La première, c’est ce problème persistant de chômage des jeunes. Ce dernier a une nouvelle fois accéléré en mars, passant de 18,1% à 19,6% chez les 16-24 ans, proche du record de juillet 2022 (19,9%). La déconnexion entre le marché du travail des jeunes et le reste de l’économie n’est pas rassurante, d’autant que le taux de chômage urbain pour l’ensemble de la population a lui reculé entre février et mars (de 5,6 à 5,3%). Même si ce dernier mesure mal les contours du chômage en Chine, puisqu’il ne prend pas en compte les travailleurs migrants, qui servent de variable d’ajustement mais représentent de 250 à 300 millions de travailleurs, il indique que les jeunes demeurent exclus de ce mouvement. 

La création d’emplois est pourtant un objectif prioritaire, comme l’a répété l’ancien Premier ministre Li Keqiang lors de son dernier discours devant le Congrès. Si le redémarrage du secteur de la tech, dont le resserrement réglementaire semble maintenant être achevé, devrait aider à absorber une partie de la main-d’œuvre jeune et qualifiée, il faudrait aussi que le secteur des services, particulièrement touché par les restrictions Covid, récupère totalement. Les dépenses liées aux déplacements, à l’hôtellerie-restauration, aux loisirs, etc., ont augmenté mais demeurent toujours sous leur niveau de 2019. Or, ce secteur fournit des emplois peu qualifiés à bon nombre de jeunes Chinois. 

Deuxième paradoxe de l’économie chinoise : l’investissement privé. Ce dernier est toujours plombé par les dérives du secteur immobilier. Les superficies vendues sont de nouveau en territoire positif (+1,4% en mars en glissement annuel), en raison notamment d’effets de base plus favorables, mais les nouvelles constructions plongent toujours (-17,8% sur douze mois). Si le choc de confiance commence donc peut-être à légèrement se résorber du côté des ménages, avec une légère reprise des transactions, il ne l’est pas suffisamment pour permettre la mise en chantier de nouveaux projets. 

L’investissement privé, pénalisé par la faiblesse du secteur immobilier mais aussi par des marges en baisse, n’a donc progressé que de 0,6% au premier trimestre. 

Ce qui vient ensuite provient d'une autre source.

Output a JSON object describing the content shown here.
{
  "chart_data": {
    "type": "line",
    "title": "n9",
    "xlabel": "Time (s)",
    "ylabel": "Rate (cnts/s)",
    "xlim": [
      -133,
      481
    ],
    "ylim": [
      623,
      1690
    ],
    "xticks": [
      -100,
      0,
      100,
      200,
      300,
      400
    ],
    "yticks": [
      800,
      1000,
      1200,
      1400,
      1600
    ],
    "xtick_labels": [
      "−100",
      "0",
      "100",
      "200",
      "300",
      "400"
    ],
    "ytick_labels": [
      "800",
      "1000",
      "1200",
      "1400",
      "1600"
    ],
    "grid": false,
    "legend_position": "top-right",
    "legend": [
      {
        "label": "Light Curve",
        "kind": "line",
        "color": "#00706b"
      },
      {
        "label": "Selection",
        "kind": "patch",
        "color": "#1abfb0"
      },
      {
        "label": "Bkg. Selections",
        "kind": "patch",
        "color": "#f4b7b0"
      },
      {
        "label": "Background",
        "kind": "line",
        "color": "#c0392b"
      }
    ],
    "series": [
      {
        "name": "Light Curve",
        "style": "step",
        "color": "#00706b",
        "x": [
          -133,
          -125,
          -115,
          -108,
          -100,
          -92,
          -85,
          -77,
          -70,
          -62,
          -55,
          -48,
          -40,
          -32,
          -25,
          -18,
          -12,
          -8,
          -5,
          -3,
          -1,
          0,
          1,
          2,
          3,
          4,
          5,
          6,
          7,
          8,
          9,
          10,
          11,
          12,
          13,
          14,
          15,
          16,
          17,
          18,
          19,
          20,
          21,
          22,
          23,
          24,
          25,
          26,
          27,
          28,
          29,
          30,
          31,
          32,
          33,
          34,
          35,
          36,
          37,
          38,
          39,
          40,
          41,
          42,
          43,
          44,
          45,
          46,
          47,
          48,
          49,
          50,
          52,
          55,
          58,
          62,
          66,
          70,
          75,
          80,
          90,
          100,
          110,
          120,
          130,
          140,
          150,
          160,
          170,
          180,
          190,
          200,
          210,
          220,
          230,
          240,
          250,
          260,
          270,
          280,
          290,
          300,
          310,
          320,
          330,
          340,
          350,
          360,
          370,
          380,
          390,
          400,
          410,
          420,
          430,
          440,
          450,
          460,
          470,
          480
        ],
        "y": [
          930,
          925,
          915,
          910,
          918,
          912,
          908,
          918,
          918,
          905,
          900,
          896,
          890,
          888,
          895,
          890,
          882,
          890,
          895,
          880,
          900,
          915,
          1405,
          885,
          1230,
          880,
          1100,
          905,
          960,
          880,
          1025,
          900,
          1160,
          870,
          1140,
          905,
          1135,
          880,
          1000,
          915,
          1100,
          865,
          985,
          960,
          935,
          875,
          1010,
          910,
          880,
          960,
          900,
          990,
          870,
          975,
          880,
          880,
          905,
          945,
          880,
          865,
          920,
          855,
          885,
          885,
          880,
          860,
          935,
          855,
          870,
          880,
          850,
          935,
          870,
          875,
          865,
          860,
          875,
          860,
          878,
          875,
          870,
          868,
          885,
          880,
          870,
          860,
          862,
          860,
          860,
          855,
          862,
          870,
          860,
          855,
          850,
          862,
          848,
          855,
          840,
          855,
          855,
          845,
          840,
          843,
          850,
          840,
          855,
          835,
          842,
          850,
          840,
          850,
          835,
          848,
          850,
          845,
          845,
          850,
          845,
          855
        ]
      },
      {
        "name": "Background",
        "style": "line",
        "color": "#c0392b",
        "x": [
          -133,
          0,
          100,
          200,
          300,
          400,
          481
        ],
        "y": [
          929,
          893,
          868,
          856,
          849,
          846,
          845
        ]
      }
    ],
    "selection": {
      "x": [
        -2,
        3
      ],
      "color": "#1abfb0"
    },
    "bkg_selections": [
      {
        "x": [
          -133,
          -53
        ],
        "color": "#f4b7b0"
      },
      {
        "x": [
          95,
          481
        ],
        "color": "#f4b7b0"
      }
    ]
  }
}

Ce paysage économique est finalement cohérent avec un indicateur : celui de l’inflation, toujours très faible (0,7% en mars en glissement annuel).Cette dernière signale que malgré la reprise, l’économie chinoise est encore loin, très loin de la surchauffe. Il faudra d’abord que la pression de la demande des ménages soit telle que les entreprises puissent augmenter leurs prix d’équilibre, et donc alimenter de nouveau l’inflation. 

Enfin, la réaction des autorités semble toujours identique : assouplir la politique monétaire en baissant les taux de réserves obligatoires pour les banques, et les encourager à augmenter leur production du crédit. Pas de quoi régler la question du chômage des jeunes à court terme.

Notre opinion – Au-delà de 2023, c’est la croissance des prochaines années qui doit préoccuper la Chine. Le FMI anticipe ainsi une croissance sous les 4,5% en 2024, et sous les 3,5% en 2028. De nouveau, la question du ralentissement chinois (« hard » ou « soft » lending) se pose, d’autant que les trois années de Covid ont peut-être détourné l’attention des autorités des questions structurelles fondamentales que sont la démographie et le système de protection sociale, au cœur pourtant des modèles d’économies avancées que la Chine aspire à rejoindre avant 2049, année du centenaire de la proclamation de la République populaire.